Princípios básicos do Comércio Justo

  • Criar oportunidades para pequenos produtores em desvantagem econômica e social, organizados democraticamente.
  • Estabelecer e manter relações comerciais solidárias, estáveis e a longo prazo, baseadas no diálogo e no respeito entre produtores, compradores e consumidores. Todos os atores comerciais envolvidos devem respeitar os princípios da democracia, transparência e prestação de contas.
  • Pagar um preço justo (combinado entre os atores de maneira dialogada, responsável e participativa, que cubra os custos de produção, uma remuneração digna do trabalho e possa ser sustentado pelo mercado) às organizações de produtores e aos produtores; uma prima social (para investimentos comunitários) e um pré-financiamento (mínimo 50% do valor do pedido final) para garantir a sustentabilidade do negócio.
  • No centro do relacionamento econômico estão os seres humanos não a maximização dos lucros.
  • A rejeição rotunda à exploração infantil e ao trabalho forçado.
  • A não discriminação por motivo de raça, classe, nacionalidade, religião, deficiência, gênero, orientação sexual, afiliação sindical, afiliação política, HIV/AIDS, idade ou de qualquer outra índole.
  • Garantir a liberdade de associação e um ambiente de trabalho seguro e saudável para os empregados e/ou membros, assim como condições de trabalho dignas.
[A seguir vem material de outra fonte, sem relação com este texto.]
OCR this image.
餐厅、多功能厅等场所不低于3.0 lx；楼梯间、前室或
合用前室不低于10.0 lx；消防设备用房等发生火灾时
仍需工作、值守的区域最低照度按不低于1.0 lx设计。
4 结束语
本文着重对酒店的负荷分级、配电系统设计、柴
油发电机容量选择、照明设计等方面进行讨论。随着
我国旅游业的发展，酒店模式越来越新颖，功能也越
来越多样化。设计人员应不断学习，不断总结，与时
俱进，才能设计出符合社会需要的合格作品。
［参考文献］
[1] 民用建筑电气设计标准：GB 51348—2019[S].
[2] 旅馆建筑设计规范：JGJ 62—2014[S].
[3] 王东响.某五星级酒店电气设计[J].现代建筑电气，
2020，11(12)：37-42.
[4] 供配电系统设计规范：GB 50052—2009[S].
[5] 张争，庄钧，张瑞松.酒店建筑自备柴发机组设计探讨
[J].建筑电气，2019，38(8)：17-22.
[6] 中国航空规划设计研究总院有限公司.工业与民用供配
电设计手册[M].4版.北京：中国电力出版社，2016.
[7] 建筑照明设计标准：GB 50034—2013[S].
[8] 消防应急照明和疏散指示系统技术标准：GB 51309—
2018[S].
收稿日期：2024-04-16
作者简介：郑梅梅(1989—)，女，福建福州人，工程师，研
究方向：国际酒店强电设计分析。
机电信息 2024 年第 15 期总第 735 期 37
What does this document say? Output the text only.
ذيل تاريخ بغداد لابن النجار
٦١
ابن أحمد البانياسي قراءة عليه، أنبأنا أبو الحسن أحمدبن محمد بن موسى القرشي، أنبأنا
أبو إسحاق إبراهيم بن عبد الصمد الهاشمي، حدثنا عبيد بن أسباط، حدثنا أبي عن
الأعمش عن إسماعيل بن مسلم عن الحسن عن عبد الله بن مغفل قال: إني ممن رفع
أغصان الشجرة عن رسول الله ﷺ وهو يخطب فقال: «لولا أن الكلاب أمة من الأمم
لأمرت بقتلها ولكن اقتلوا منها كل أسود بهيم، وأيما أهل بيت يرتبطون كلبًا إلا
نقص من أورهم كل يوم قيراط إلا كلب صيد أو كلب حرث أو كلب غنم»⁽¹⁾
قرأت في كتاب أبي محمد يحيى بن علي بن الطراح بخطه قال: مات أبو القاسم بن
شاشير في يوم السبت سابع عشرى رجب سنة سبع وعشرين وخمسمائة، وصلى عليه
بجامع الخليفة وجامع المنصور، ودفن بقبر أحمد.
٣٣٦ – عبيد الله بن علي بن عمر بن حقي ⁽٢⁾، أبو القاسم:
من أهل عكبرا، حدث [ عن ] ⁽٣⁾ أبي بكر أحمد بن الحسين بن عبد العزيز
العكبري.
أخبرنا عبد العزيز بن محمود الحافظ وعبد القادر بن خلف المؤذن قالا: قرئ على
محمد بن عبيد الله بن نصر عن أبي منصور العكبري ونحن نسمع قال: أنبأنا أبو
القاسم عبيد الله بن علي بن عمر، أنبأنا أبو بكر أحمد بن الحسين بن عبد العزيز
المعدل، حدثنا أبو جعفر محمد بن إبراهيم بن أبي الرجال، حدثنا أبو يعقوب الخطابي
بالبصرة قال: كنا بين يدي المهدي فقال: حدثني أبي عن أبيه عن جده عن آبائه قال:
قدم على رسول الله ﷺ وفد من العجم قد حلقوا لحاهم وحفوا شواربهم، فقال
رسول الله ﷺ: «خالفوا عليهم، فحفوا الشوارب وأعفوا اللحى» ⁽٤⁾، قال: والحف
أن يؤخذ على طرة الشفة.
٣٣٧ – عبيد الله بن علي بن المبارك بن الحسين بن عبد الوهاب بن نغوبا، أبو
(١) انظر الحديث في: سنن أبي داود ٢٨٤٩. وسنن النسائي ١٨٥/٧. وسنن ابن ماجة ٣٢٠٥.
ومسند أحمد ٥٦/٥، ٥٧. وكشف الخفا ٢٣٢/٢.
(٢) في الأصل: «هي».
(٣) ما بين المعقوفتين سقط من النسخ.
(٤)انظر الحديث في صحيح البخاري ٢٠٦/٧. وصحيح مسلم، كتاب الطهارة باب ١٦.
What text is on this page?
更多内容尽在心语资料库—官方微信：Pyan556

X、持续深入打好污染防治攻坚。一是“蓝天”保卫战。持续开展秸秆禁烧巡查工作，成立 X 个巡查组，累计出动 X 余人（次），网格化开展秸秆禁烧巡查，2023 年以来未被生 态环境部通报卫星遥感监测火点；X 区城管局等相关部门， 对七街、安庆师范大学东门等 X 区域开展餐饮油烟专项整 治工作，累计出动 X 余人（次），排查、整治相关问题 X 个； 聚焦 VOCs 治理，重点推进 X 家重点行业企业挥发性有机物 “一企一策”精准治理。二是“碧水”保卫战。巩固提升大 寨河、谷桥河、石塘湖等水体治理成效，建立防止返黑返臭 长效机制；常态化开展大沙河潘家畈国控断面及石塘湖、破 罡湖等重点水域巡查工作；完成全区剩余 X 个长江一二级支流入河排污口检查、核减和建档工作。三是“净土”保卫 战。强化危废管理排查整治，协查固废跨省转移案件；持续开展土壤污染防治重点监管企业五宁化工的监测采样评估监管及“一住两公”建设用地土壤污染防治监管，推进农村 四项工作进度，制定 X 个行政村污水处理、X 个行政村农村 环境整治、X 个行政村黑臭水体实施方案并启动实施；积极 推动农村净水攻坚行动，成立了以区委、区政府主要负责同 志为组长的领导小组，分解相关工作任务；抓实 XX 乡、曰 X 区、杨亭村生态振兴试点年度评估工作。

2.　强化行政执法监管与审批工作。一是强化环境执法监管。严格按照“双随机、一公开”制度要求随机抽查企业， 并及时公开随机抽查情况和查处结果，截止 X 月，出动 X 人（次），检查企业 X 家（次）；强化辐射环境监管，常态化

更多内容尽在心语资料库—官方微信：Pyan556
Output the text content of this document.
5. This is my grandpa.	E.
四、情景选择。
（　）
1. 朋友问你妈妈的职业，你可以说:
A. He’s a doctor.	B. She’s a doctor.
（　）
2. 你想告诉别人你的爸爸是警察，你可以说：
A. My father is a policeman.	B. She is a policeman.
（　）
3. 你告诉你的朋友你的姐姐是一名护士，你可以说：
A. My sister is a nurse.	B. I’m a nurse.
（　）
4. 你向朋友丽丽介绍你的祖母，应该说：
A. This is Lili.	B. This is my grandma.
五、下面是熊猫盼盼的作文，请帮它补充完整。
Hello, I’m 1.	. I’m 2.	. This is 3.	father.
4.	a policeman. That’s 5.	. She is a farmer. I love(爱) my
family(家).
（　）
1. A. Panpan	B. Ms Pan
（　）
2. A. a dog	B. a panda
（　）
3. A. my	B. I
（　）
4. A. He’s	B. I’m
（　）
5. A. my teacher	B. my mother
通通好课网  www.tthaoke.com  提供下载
Dignificar o trabalho.
  • Fomentar o desenvolvimento das capacidades e as habilidades, sobre tudo, dos mais desfavorecidos e mais vulneráveis: jovens, mulheres, idosos, deficientes, entre outros grupos marginados.
  • Os atores envolvidos nas relações de comércio justo também promovem ativamente os princípios e valores do comércio justo tanto a nível local como continental e internacional.
  • Praticar e defender a sustentabilidade ambiental em todos os níveis da cadeia comercial.